The Yongala sank during a cyclone in 1911 killing 122 people, a racehorse called Moonshine and a red Lincolnshire bull. She had no telegraph facilities and so could not be warned of the weather ahead. In 1981 the Yongala was given official protection under the Historic Shipwrecks Act. The ship is 90 km southeast of Townsville, 10 km away form Cape Bowling Green. 109 meters long, the bow points north and the ship lists to starboard. 

109 meters long, the bow points north and the ship lists to starboard.

The vessel was named after a small town in South Australia. In the local Aboriginal language, ‘Yongala’ (originally pronounced Yonggluh) meant ‘broad water’, or ‘broad wide watering place’. It was launched on the 29 April 1903, and left Southampton on 9th October. Carrying passengers bound for Australia, it arrived in Sydney on 6 December 1903. 

Hin Muang and Hin Daeng, Thailand

Hin Muang and Hin Daeng are feeding grounds for pelagic fish. They are fantastic dives, and worth the trip to Thailand. Hin Muang features large underwater pinnacles heading southwest. You’ll be entranced by huge shoals of fish, beautiful anemone carpets, soft corals and gorgonions. Look out for the unusual bryazoan – clumps of white, straw-like things at around 8 metres. Sharks, tuna, enormous barracuda often visit and the deepest drop-off in Thailand is here.

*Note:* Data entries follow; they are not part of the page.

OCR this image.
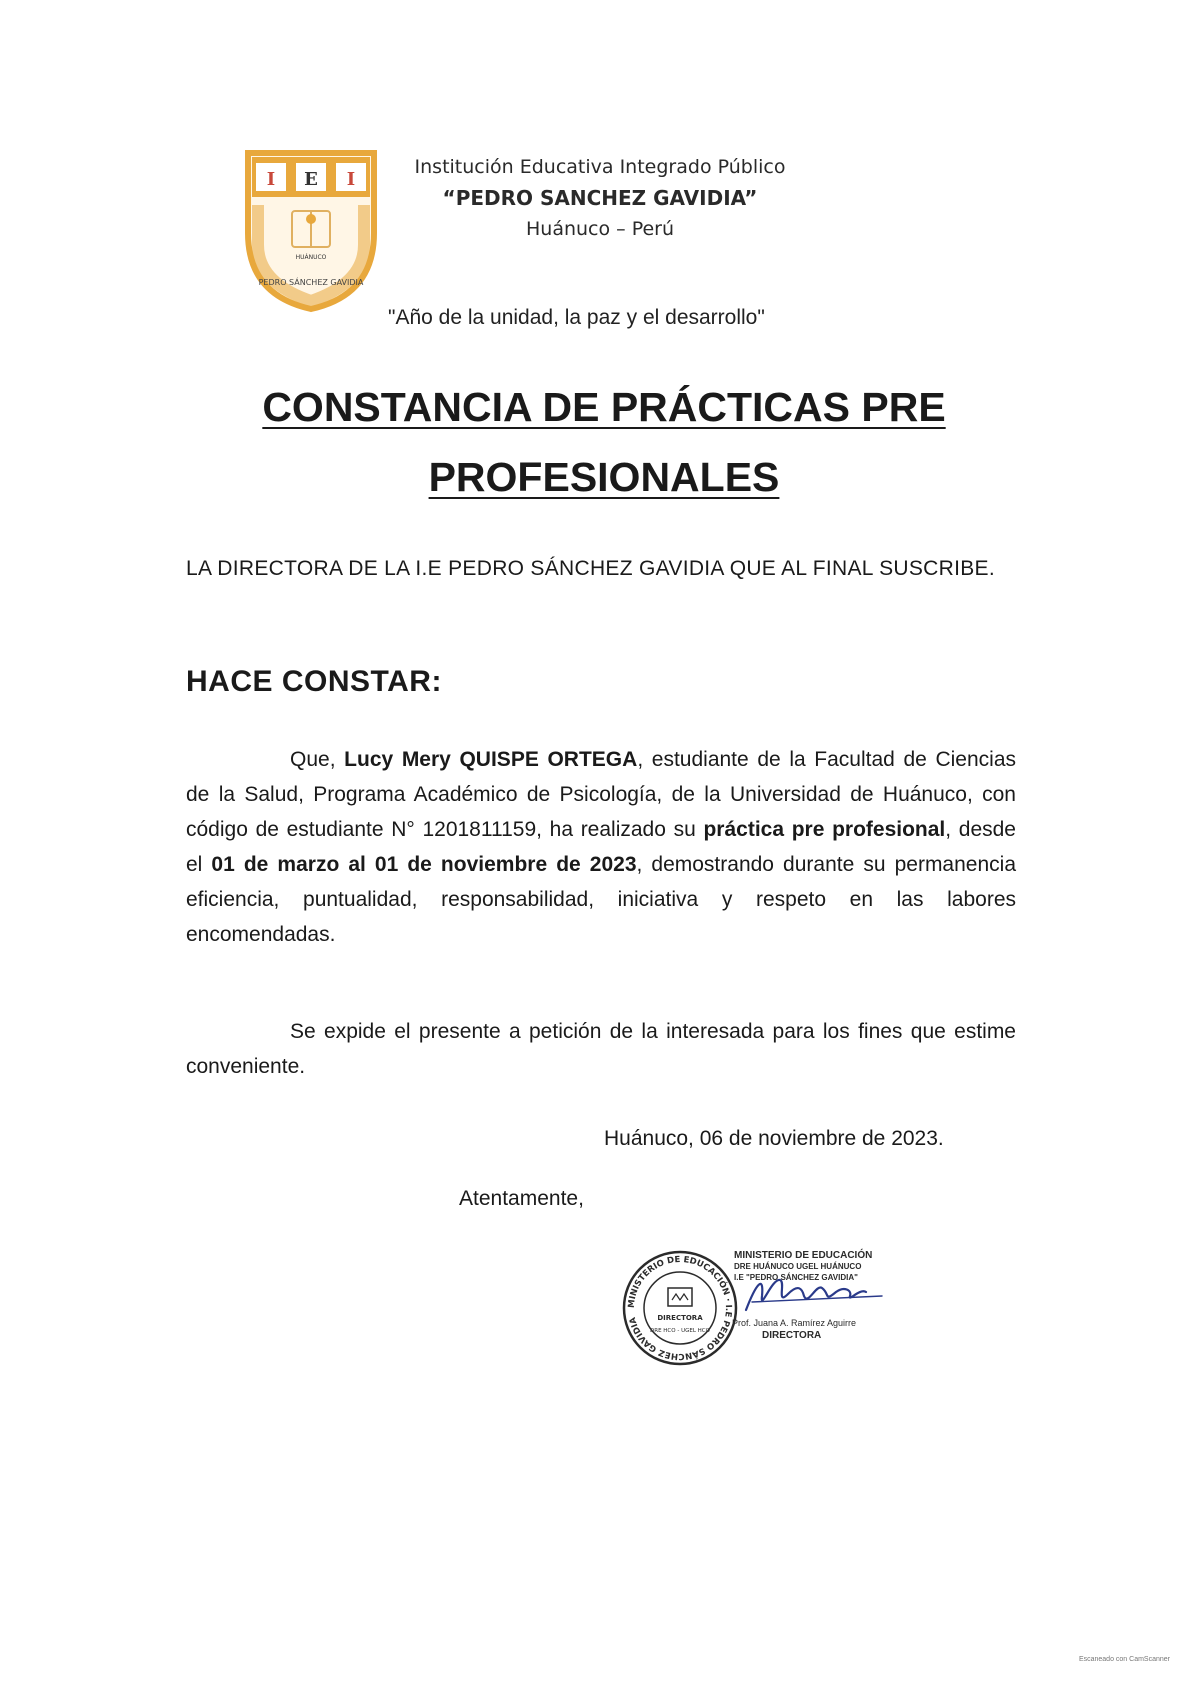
I E I
HUÁNUCO
PEDRO SÁNCHEZ GAVIDIA
Institución Educativa Integrado Público
“PEDRO SANCHEZ GAVIDIA”
Huánuco – Perú
"Año de la unidad, la paz y el desarrollo"
CONSTANCIA DE PRÁCTICAS PRE
PROFESIONALES
LA DIRECTORA DE LA I.E PEDRO SÁNCHEZ GAVIDIA QUE AL FINAL SUSCRIBE.
HACE CONSTAR:
Que, Lucy Mery QUISPE ORTEGA, estudiante de la Facultad de Ciencias de la Salud, Programa Académico de Psicología, de la Universidad de Huánuco, con código de estudiante N° 1201811159, ha realizado su práctica pre profesional, desde el 01 de marzo al 01 de noviembre de 2023, demostrando durante su permanencia eficiencia, puntualidad, responsabilidad, iniciativa y respeto en las labores encomendadas.
Se expide el presente a petición de la interesada para los fines que estime conveniente.
Huánuco, 06 de noviembre de 2023.
Atentamente,
MINISTERIO DE EDUCACIÓN · I.E PEDRO SÁNCHEZ GAVIDIA	DIRECTORA
DRE HCO - UGEL HCO
MINISTERIO DE EDUCACIÓN
DRE HUÁNUCO UGEL HUÁNUCO
I.E "PEDRO SÁNCHEZ GAVIDIA"
Prof. Juana A. Ramírez Aguirre
DIRECTORA
Escaneado con CamScanner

Hin Daeng and Hin Muang are quite far out in the Andaman Sea, 27 km west of the Rok islands. The weather might be against you so plan to do them at least twice. The closest, and cheapest, place from which to do the dives is Koh Ngai. From here it is a three hour trip. However, if you prefer to do it as a liveaboard trip, the MV Giamani goes frequently from Phuket. You can also go from Trang, Krabi, Koh Phi Phi or Koh Lanta.